終始トロールを繰り返すTwitterの帝王のマスクにとって、ボットは好ましい存在だった可能性がある。過去10年間、マスクがテスラの空売りと壮絶な戦いをしている間、ボットの軍勢が同社を助けに来ていたことがメリーランド大学ロバート・H・スミス経営大学院のデビッド・カーシュ准教授によって主張されている。

2013年11月初旬、テスラ・モデルSセダンの発火事故が相次いで報道され、同社の株価は暴落していた。すると11月7日の夜、75分の間に8つの自動ツイッターアカウントが息を吹き返し、テスラに対する好意的な感情を発信し始めた。その後7年間で、3万件以上のツイートが投稿された。

研究者たちは、ボットのツイートと株価の間に直接的な関係があるという証拠をまだ持っていない。また、3万件はTwitterの世界ではあまりに少ない数である。しかし、カーシュの調査では、ボットによるこの種の活動が、テスラの市場価値を従来の財務分析では正当化できないほどの高みに押し上げた「未来株」物語に大きな役割を果たしたと結論付けている。「ミーム株」に熱狂する市場では、セクシーな物語が財務分析よりもはるかに有益であることが証明されていると彼は主張した。

米テクノロジー誌Wiredによると、マスクの提案する手法を検証するため、AI企業のIV.aiは、マスクの自動車会社テスラをTwitterでフォローしている100のアカウントを調査した。100個中20個以上のアカウントがボットである可能性が高いことが判明した。また、これらのアカウントで議論されているトピックを分析した結果、疑われるアカウントのいずれもが宣伝であるという証拠は見つからなかった。しかし、これらのアカウントの多くは、その後すぐに姿を消しており、Twitterがボットをかなり迅速に捕捉していることがうかがえるという。IV.aiのCEOであるヴィンス・リンチはWired誌に対して、怪しいアカウントの特定は本質的に主観的であり、ある程度の不確実性を伴うと述べている。

偽アカウントと格闘しているソーシャルネットワークは、Twitterだけではない。Facebookは毎年、数十億の偽アカウントを削除している。

しかし、Twitterのアカウントがボットであると確信するのは難しい。正規のユーザーはフォロワーが少なかったり、ほとんどツイートしなかったり、奇妙なユーザー名であったりするからだ。また、Twitter全体でどの程度のボットが存在しているのかを把握するのは、さらに困難だ。

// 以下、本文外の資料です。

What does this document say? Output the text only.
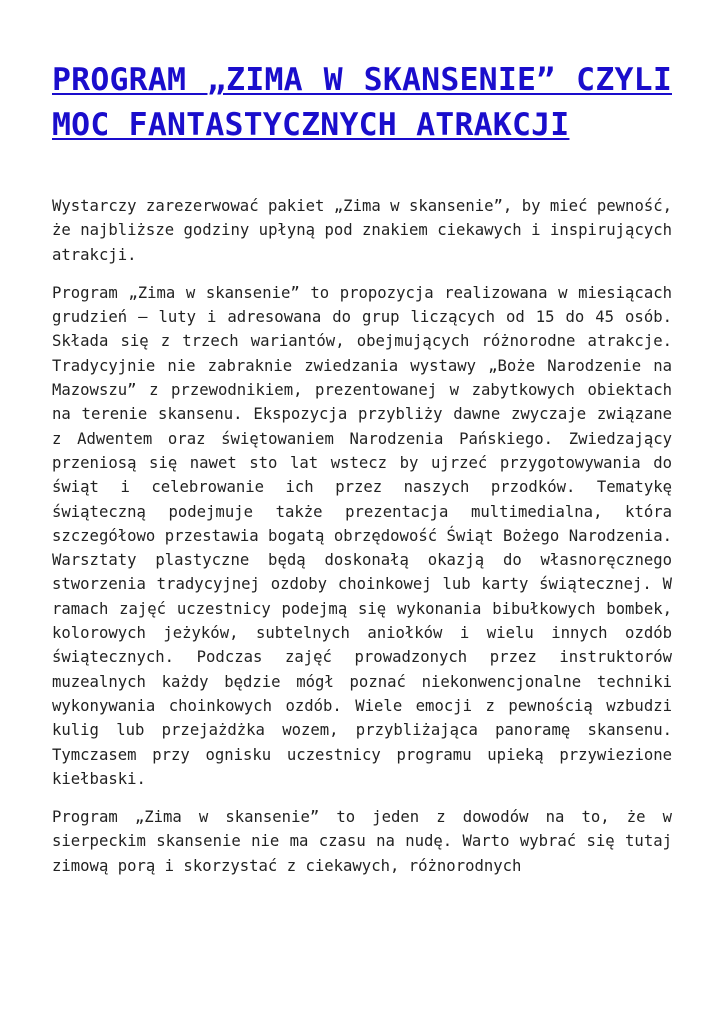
PROGRAM „ZIMA W SKANSENIE” CZYLI MOC FANTASTYCZNYCH ATRAKCJI

Wystarczy zarezerwować pakiet „Zima w skansenie”, by mieć pewność, że najbliższe godziny upłyną pod znakiem ciekawych i inspirujących atrakcji.

Program „Zima w skansenie” to propozycja realizowana w miesiącach grudzień – luty i adresowana do grup liczących od 15 do 45 osób. Składa się z trzech wariantów, obejmujących różnorodne atrakcje. Tradycyjnie nie zabraknie zwiedzania wystawy „Boże Narodzenie na Mazowszu” z przewodnikiem, prezentowanej w zabytkowych obiektach na terenie skansenu. Ekspozycja przybliży dawne zwyczaje związane z Adwentem oraz świętowaniem Narodzenia Pańskiego. Zwiedzający przeniosą się nawet sto lat wstecz by ujrzeć przygotowywania do świąt i celebrowanie ich przez naszych przodków. Tematykę świąteczną podejmuje także prezentacja multimedialna, która szczegółowo przestawia bogatą obrzędowość Świąt Bożego Narodzenia. Warsztaty plastyczne będą doskonałą okazją do własnoręcznego stworzenia tradycyjnej ozdoby choinkowej lub karty świątecznej. W ramach zajęć uczestnicy podejmą się wykonania bibułkowych bombek, kolorowych jeżyków, subtelnych aniołków i wielu innych ozdób świątecznych. Podczas zajęć prowadzonych przez instruktorów muzealnych każdy będzie mógł poznać niekonwencjonalne techniki wykonywania choinkowych ozdób. Wiele emocji z pewnością wzbudzi kulig lub przejażdżka wozem, przybliżająca panoramę skansenu. Tymczasem przy ognisku uczestnicy programu upieką przywiezione kiełbaski.

Program „Zima w skansenie” to jeden z dowodów na to, że w sierpeckim skansenie nie ma czasu na nudę. Warto wybrać się tutaj zimową porą i skorzystać z ciekawych, różnorodnych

マスクのアカウントに比較的高いボットスコアを与えたBotometerアルゴリズムの開発を主導したインディアナ大学のフィリッポ・メンツァー教授は、Wired誌に対して、100のアカウントをサンプルとすることはTwitterの日々のアクティブユーザーを代表するものではなく、異なるサンプルは荒々しく異なる結果を生むと指摘した。マスクの手法は「冗談だと思いたい」とメンツァーはこの方法論について述べている。

メンツァーらは、ボットを見分けるのは猫とネズミのゲームだと言う。しかも、偽アカウントは、説得力のある文章を生成し、首尾一貫した会話を行うことができるアルゴリズムを使用するため、将来的に難易度が著しく高くなる可能性があると付け加えている。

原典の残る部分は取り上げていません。